SWFs boost hedge funds portfolios

Funds hike direct investments in longer dated assets: Paamco

Sovereign wealth funds (SWFs) have made hedge funds an increasingly sizeable percentage of their portfolios, especially after the onset of the global financial crisis two years back, an official of a US-based fund of hedge funds (FoHFs) managing firm said.

"As they have evolved over time, SWFs have begun to take more risk in their portfolios in a number of different ways. They have increased direct investments into longer dated assets such as real estate, infrastructure and timber, have often made significant investments in corporate entities and have made hedge funds an increasingly sizeable percentage of their portfolios," Judith Posnikoff, Managing Director and one of the founders of Pacific Alternative Asset Management Company (Paamco), headquartered in Irvine, California, told Emirates 24|7.

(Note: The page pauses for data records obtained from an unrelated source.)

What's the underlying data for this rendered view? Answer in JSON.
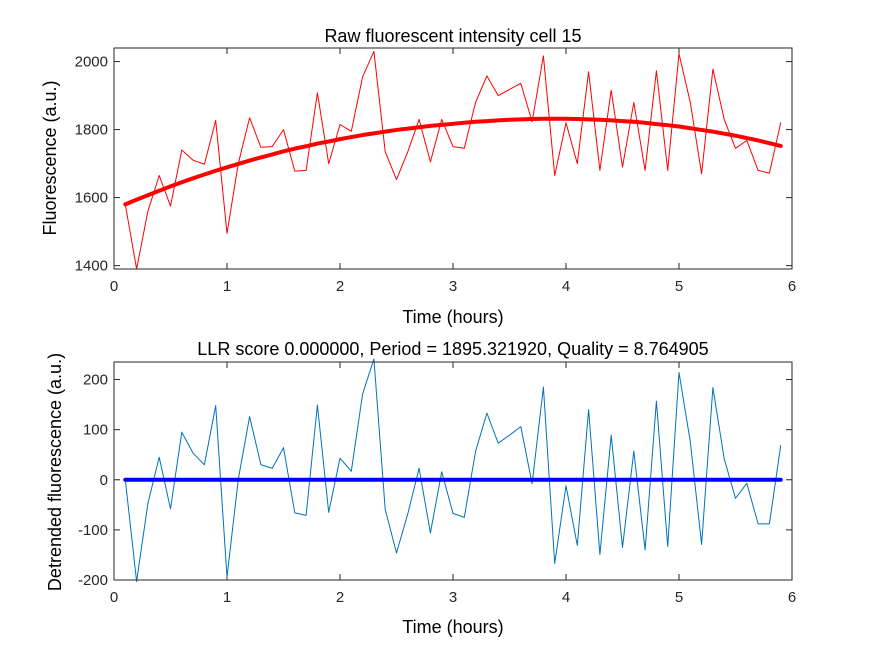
{
  "chart_data": [
    {
      "type": "line",
      "title": "Raw fluorescent intensity cell 15",
      "xlabel": "Time (hours)",
      "ylabel": "Fluorescence (a.u.)",
      "xlim": [
        0,
        6
      ],
      "ylim": [
        1390,
        2040
      ],
      "xticks": [
        0,
        1,
        2,
        3,
        4,
        5,
        6
      ],
      "yticks": [
        1400,
        1600,
        1800,
        2000
      ],
      "grid": false,
      "series": [
        {
          "color": "#ff0000",
          "style": "thin",
          "x": [
            0.1,
            0.2,
            0.3,
            0.4,
            0.5,
            0.6,
            0.7,
            0.8,
            0.9,
            1.0,
            1.1,
            1.2,
            1.3,
            1.4,
            1.5,
            1.6,
            1.7,
            1.8,
            1.9,
            2.0,
            2.1,
            2.2,
            2.3,
            2.4,
            2.5,
            2.6,
            2.7,
            2.8,
            2.9,
            3.0,
            3.1,
            3.2,
            3.3,
            3.4,
            3.5,
            3.6,
            3.7,
            3.8,
            3.9,
            4.0,
            4.1,
            4.2,
            4.3,
            4.4,
            4.5,
            4.6,
            4.7,
            4.8,
            4.9,
            5.0,
            5.1,
            5.2,
            5.3,
            5.4,
            5.5,
            5.6,
            5.7,
            5.8,
            5.9
          ],
          "y": [
            1580,
            1390,
            1560,
            1665,
            1575,
            1740,
            1710,
            1698,
            1827,
            1495,
            1700,
            1835,
            1748,
            1750,
            1800,
            1678,
            1680,
            1908,
            1700,
            1815,
            1795,
            1955,
            2030,
            1735,
            1653,
            1735,
            1830,
            1705,
            1830,
            1750,
            1745,
            1880,
            1958,
            1900,
            1918,
            1936,
            1823,
            2017,
            1665,
            1820,
            1700,
            1970,
            1680,
            1916,
            1690,
            1880,
            1680,
            1973,
            1680,
            2023,
            1880,
            1670,
            1978,
            1830,
            1745,
            1768,
            1680,
            1672,
            1820
          ]
        },
        {
          "color": "#ff0000",
          "style": "thick",
          "x": [
            0.1,
            0.2,
            0.3,
            0.4,
            0.5,
            0.6,
            0.7,
            0.8,
            0.9,
            1.0,
            1.1,
            1.2,
            1.3,
            1.4,
            1.5,
            1.6,
            1.7,
            1.8,
            1.9,
            2.0,
            2.1,
            2.2,
            2.3,
            2.4,
            2.5,
            2.6,
            2.7,
            2.8,
            2.9,
            3.0,
            3.1,
            3.2,
            3.3,
            3.4,
            3.5,
            3.6,
            3.7,
            3.8,
            3.9,
            4.0,
            4.1,
            4.2,
            4.3,
            4.4,
            4.5,
            4.6,
            4.7,
            4.8,
            4.9,
            5.0,
            5.1,
            5.2,
            5.3,
            5.4,
            5.5,
            5.6,
            5.7,
            5.8,
            5.9
          ],
          "y": [
            1580,
            1594,
            1607,
            1620,
            1633,
            1645,
            1657,
            1668,
            1679,
            1689,
            1699,
            1709,
            1718,
            1727,
            1736,
            1744,
            1751,
            1759,
            1765,
            1772,
            1778,
            1784,
            1789,
            1794,
            1799,
            1803,
            1807,
            1811,
            1814,
            1817,
            1820,
            1823,
            1825,
            1827,
            1829,
            1830,
            1831,
            1832,
            1832,
            1832,
            1831,
            1830,
            1829,
            1827,
            1825,
            1823,
            1820,
            1816,
            1813,
            1809,
            1804,
            1799,
            1794,
            1788,
            1782,
            1775,
            1768,
            1760,
            1752
          ]
        }
      ]
    },
    {
      "type": "line",
      "title": "LLR score 0.000000, Period = 1895.321920, Quality = 8.764905",
      "xlabel": "Time (hours)",
      "ylabel": "Detrended fluorescence (a.u.)",
      "xlim": [
        0,
        6
      ],
      "ylim": [
        -200,
        235
      ],
      "xticks": [
        0,
        1,
        2,
        3,
        4,
        5,
        6
      ],
      "yticks": [
        -200,
        -100,
        0,
        100,
        200
      ],
      "grid": false,
      "series": [
        {
          "color": "#0072bd",
          "style": "thin",
          "x": [
            0.1,
            0.2,
            0.3,
            0.4,
            0.5,
            0.6,
            0.7,
            0.8,
            0.9,
            1.0,
            1.1,
            1.2,
            1.3,
            1.4,
            1.5,
            1.6,
            1.7,
            1.8,
            1.9,
            2.0,
            2.1,
            2.2,
            2.3,
            2.4,
            2.5,
            2.6,
            2.7,
            2.8,
            2.9,
            3.0,
            3.1,
            3.2,
            3.3,
            3.4,
            3.5,
            3.6,
            3.7,
            3.8,
            3.9,
            4.0,
            4.1,
            4.2,
            4.3,
            4.4,
            4.5,
            4.6,
            4.7,
            4.8,
            4.9,
            5.0,
            5.1,
            5.2,
            5.3,
            5.4,
            5.5,
            5.6,
            5.7,
            5.8,
            5.9
          ],
          "y": [
            0,
            -203,
            -47,
            45,
            -58,
            95,
            53,
            30,
            148,
            -194,
            1,
            126,
            30,
            23,
            64,
            -66,
            -71,
            149,
            -65,
            43,
            17,
            171,
            241,
            -59,
            -146,
            -68,
            23,
            -106,
            16,
            -67,
            -75,
            57,
            133,
            73,
            89,
            106,
            -8,
            185,
            -167,
            -12,
            -131,
            140,
            -149,
            89,
            -135,
            57,
            -140,
            157,
            -133,
            214,
            76,
            -129,
            184,
            42,
            -37,
            -7,
            -88,
            -88,
            68
          ]
        },
        {
          "color": "#0000ff",
          "style": "thick",
          "x": [
            0.1,
            5.9
          ],
          "y": [
            0,
            0
          ]
        }
      ]
    }
  ]
}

The global financial crisis of 2008 resulted in significant price dislocations that investors with cash were able to take advantage of both through direct purchases and via hedge funds. As those specific opportunities have closed, investors have continued to allocate to hedge funds in order to take advantage of their hedged exposures and opportunistic approaches, she said whose firm is a top 5 ranked FoHFs manager by pension fund assets globally.

According to the latest report from Chicago-based Hedge Fund Research, Inc. (HFR), the global provider of hedge fund industry data, hedge funds recorded the largest quarterly asset jump in the past three years, with total industry capital increasing by $120 billion in Q3 this year.

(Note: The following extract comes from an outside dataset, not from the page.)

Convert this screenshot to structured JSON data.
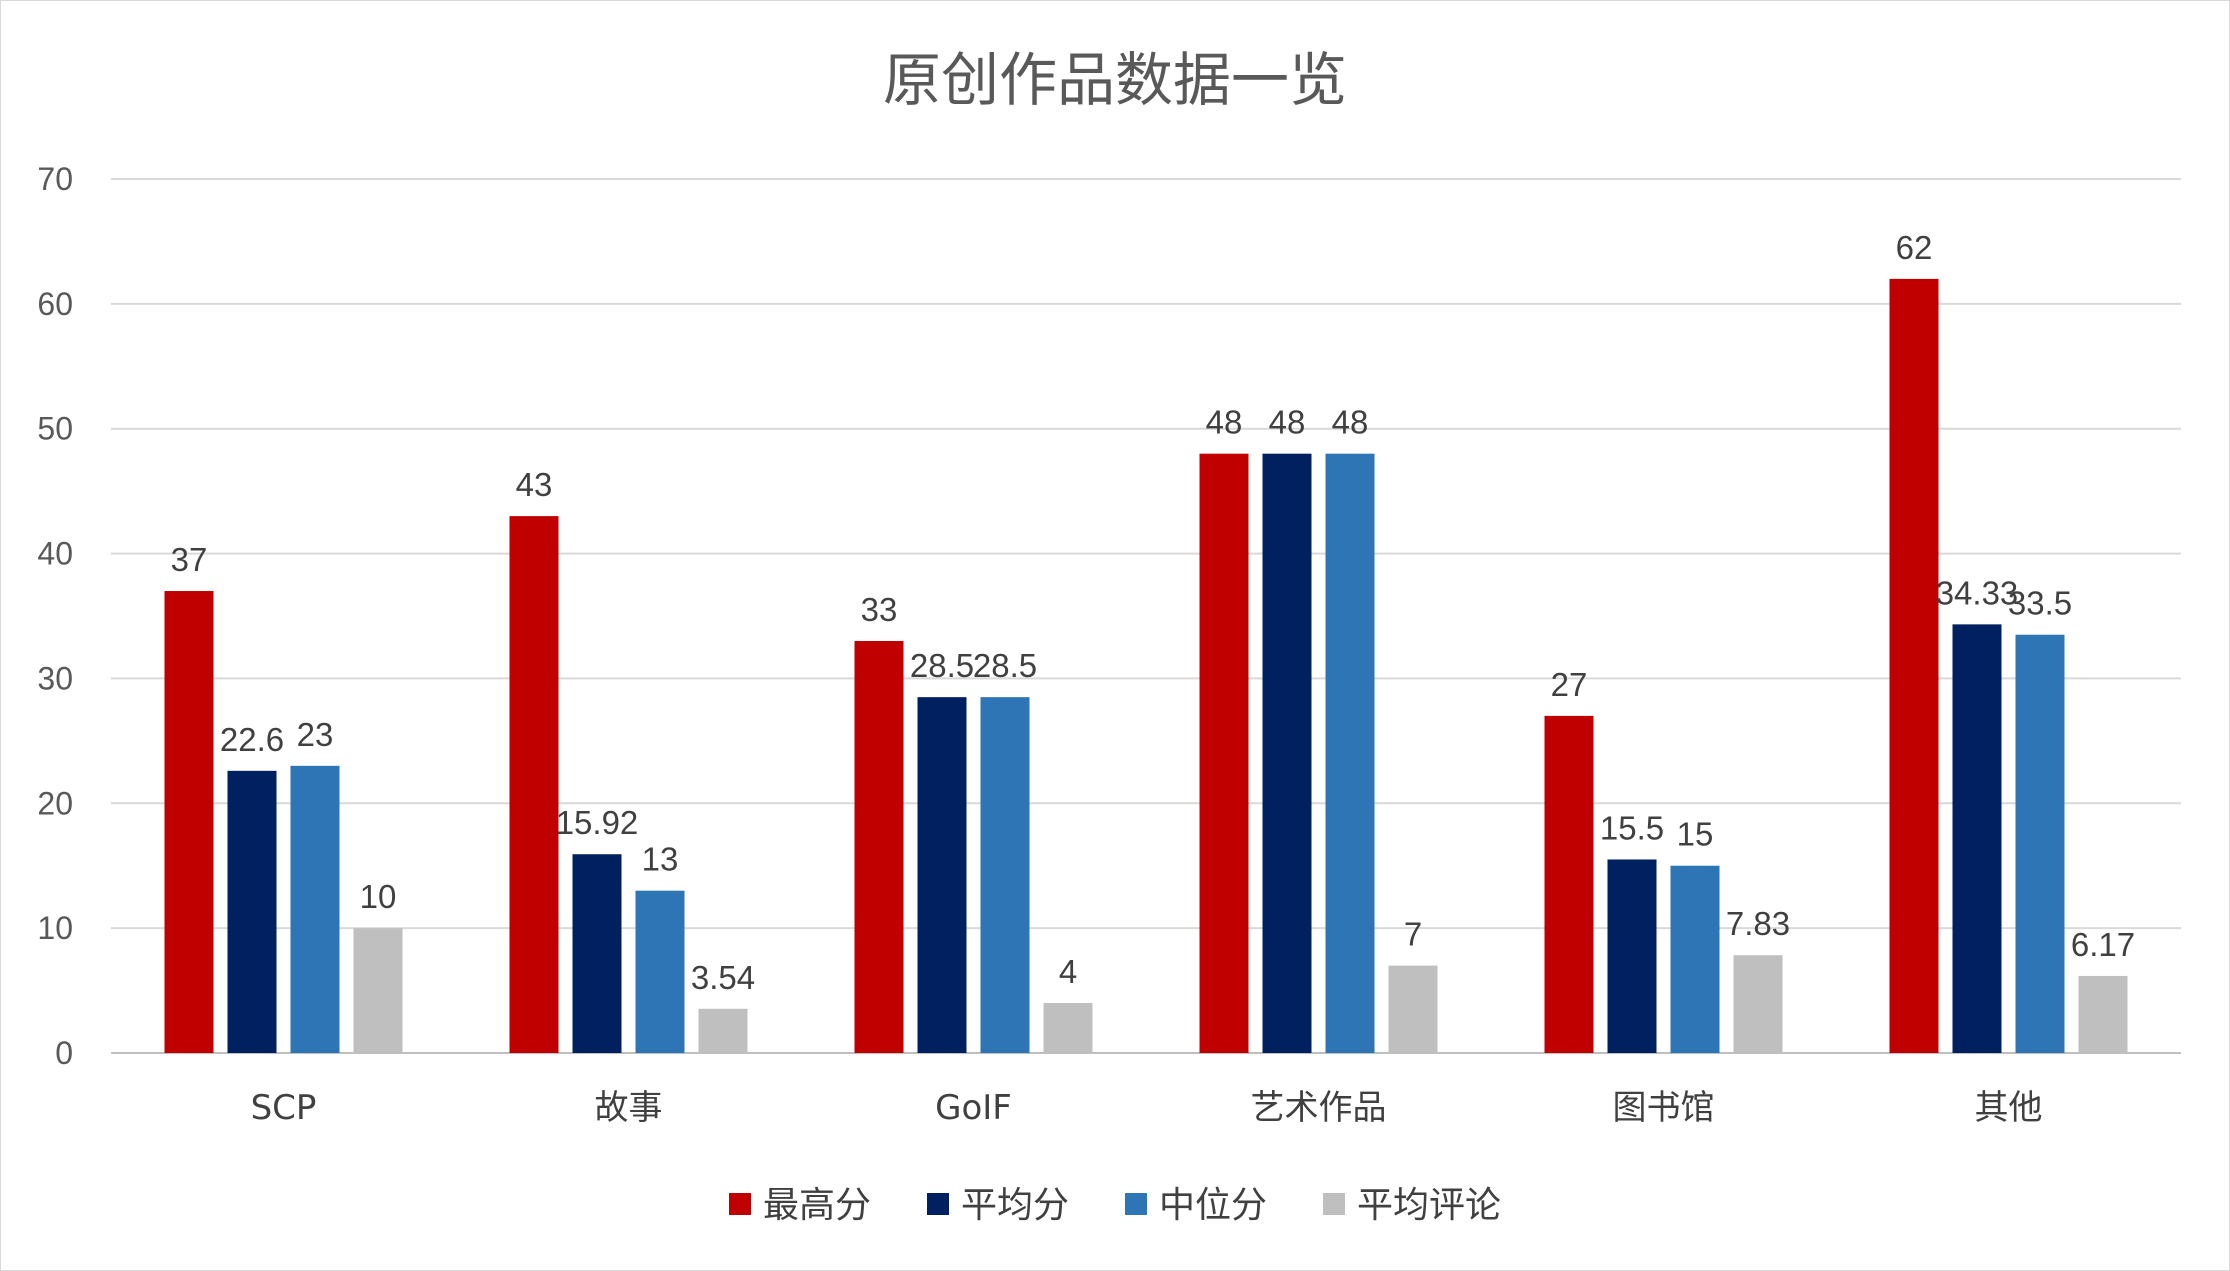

Relative value, and macro lead strategies investors allocated a net $19 billion of new capital to the hedge fund industry in the third quarter, the largest quarterly capital inflow since the fourth quarter of 2007, the data from HFR showed.

However the increased asset allocation into hedge funds doesn't mean diverting investments from traditional investment, she said. Rather: "The allocations to hedge funds have come from global equities and fixed income; from those asset classes not so much from selling (i.e., reducing existing amounts invested) but from directing new cash inflows to the alternatives or hedge funds allocation," Posnikoff maintained.

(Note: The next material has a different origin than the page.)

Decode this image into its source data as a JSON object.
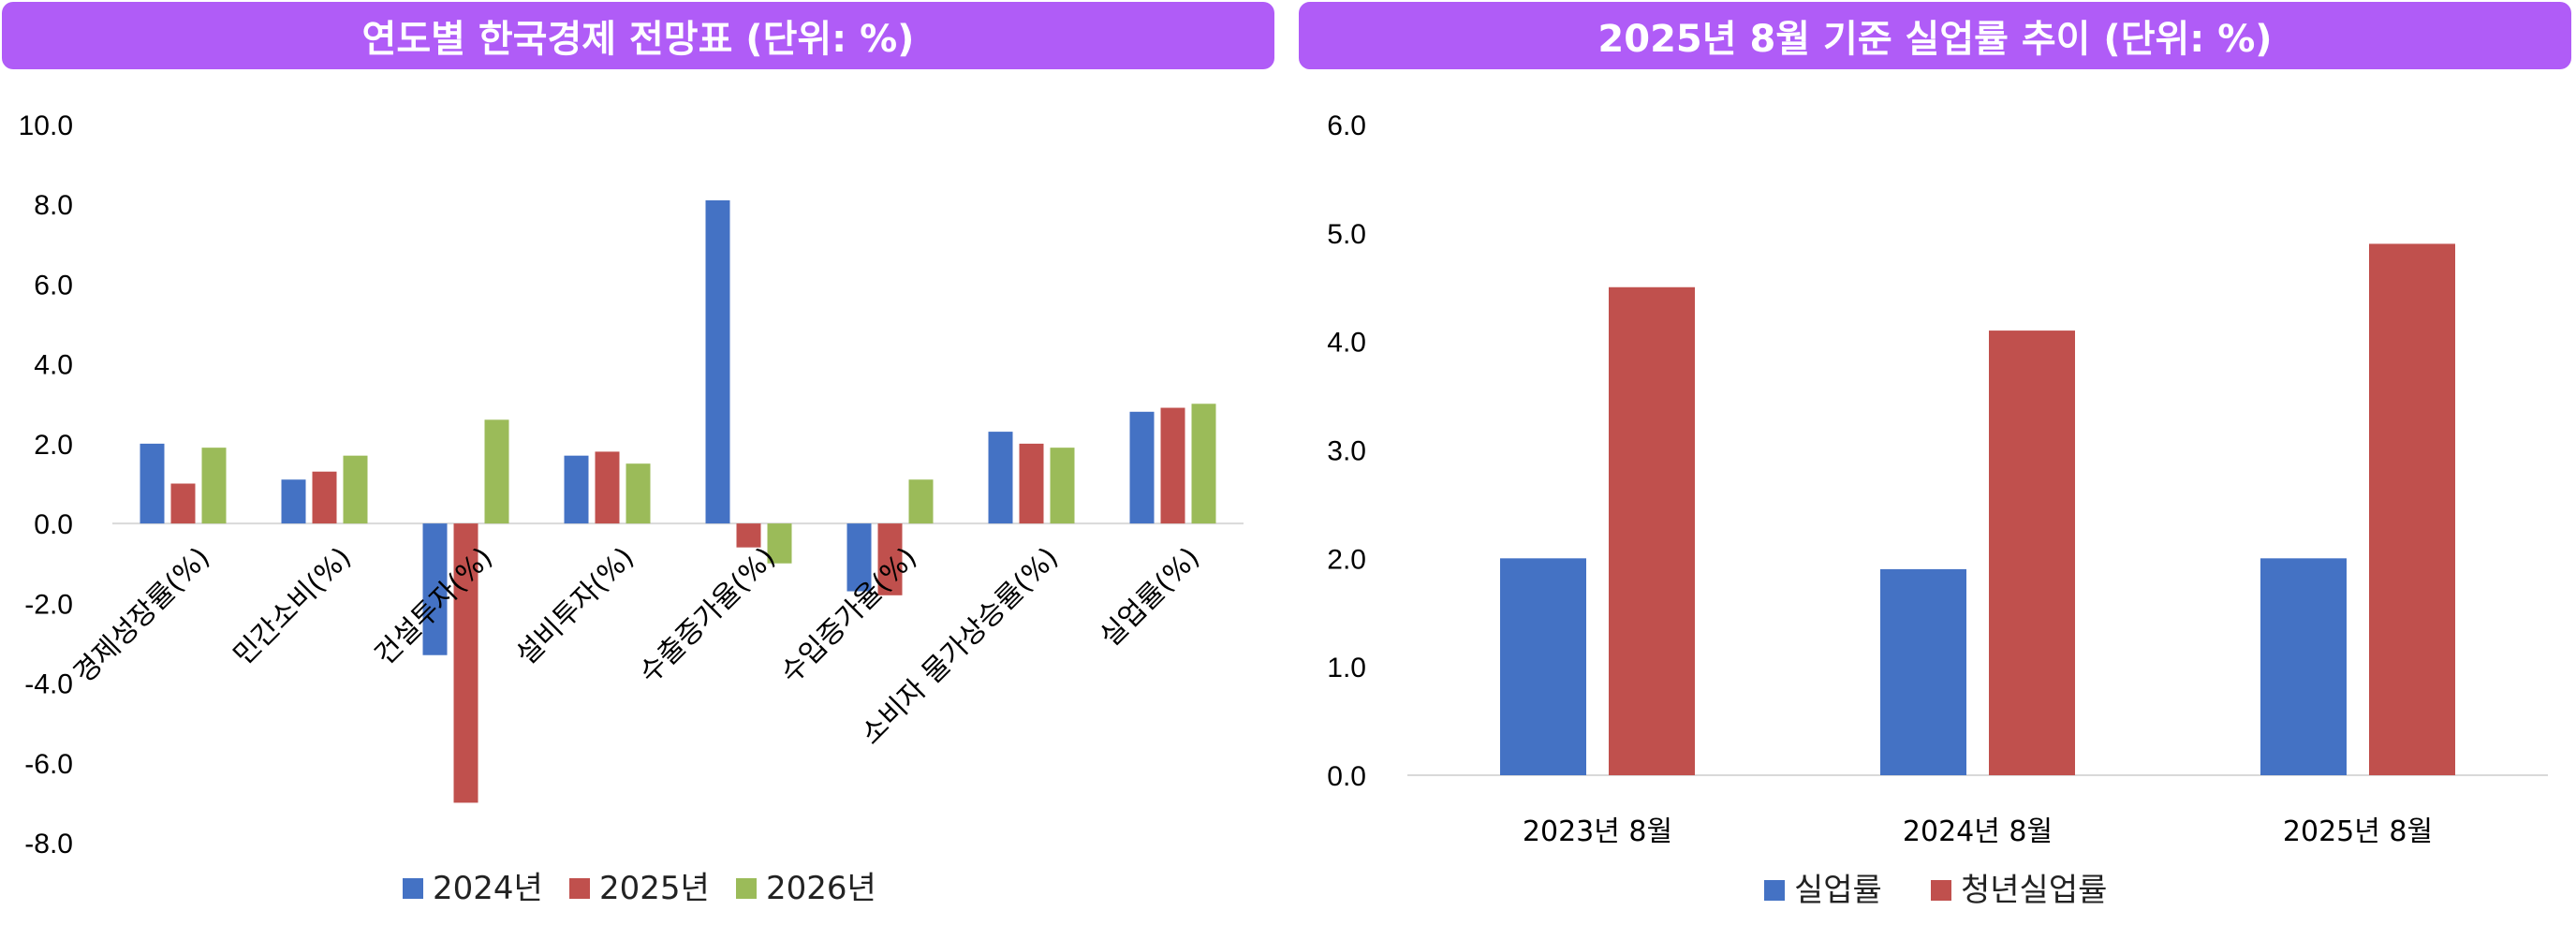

"We expect to see increasing allocations to hedge funds in the years ahead given an increased focus on active management by SWFs, she said, adding, SWFs constitute approximately 20 per cent of Paamco's total assets under management.

Hedge funds, including FoHFs, got a severe beating in 2008 and last year as they saw sharp erosion in terms of assets under management as well as net asset flow because of high redemptions.

However, the industry has stabilised thereafter, she maintained.

"Not all hedge funds or FoHFs had serious issues in 2008; in fact, most performed as expected given their exposures and the severe equity and credit market downturns.  Net asset flow for hedge funds and FoHFs were curtailed in the latter part of 2008 and into 2009 but have since rebounded," Posnikoff said.

She said strong, institutional quality hedge funds and FoHFs have continued to raise assets as there has been a reallocation of assets from weaker firms to stronger and there are increasing allocations from institutional investors such as pension plans and SWFs who recognise the value to their portfolios as provided by hedge funds (even through the global financial crisis).

Retail and high net worth assets have left the hedge fund space and have been slow to return but institutional allocations to both hedge funds and FoHFs have increased, she added.

Reports of high management fees being charged by FoHFs compared to traditional investment funds are also misplaced, Posnikoff added.

"The fees charged by most institutional quality FoHFs tend to be in line with other institutional investment funds providing active management and are significantly lower than the fees charged by hedge funds," she said, adding: "FoHFs are often perceived as just an additional layer of fees on a portfolio of hedge funds.

This ignores two main things: one, FoHFs provide active management of their portfolios (in other words, a good FoHF really earns its management fee via its due diligence, portfolio construction, risk management and monitoring functions) and two, a large, institutional FoHF can often negotiate much lower fees on the underlying hedge funds, up to the point where most of the FoHF cost is covered by the savings from the underlying hedge funds."

Thus, she added, the active management services provided by the FoHFs may end up actually costing less than what the management fee indicates and, in some cases, FoHFs can provide a portfolio of hedge funds to an investor at a cost lower than what the investor could access directly.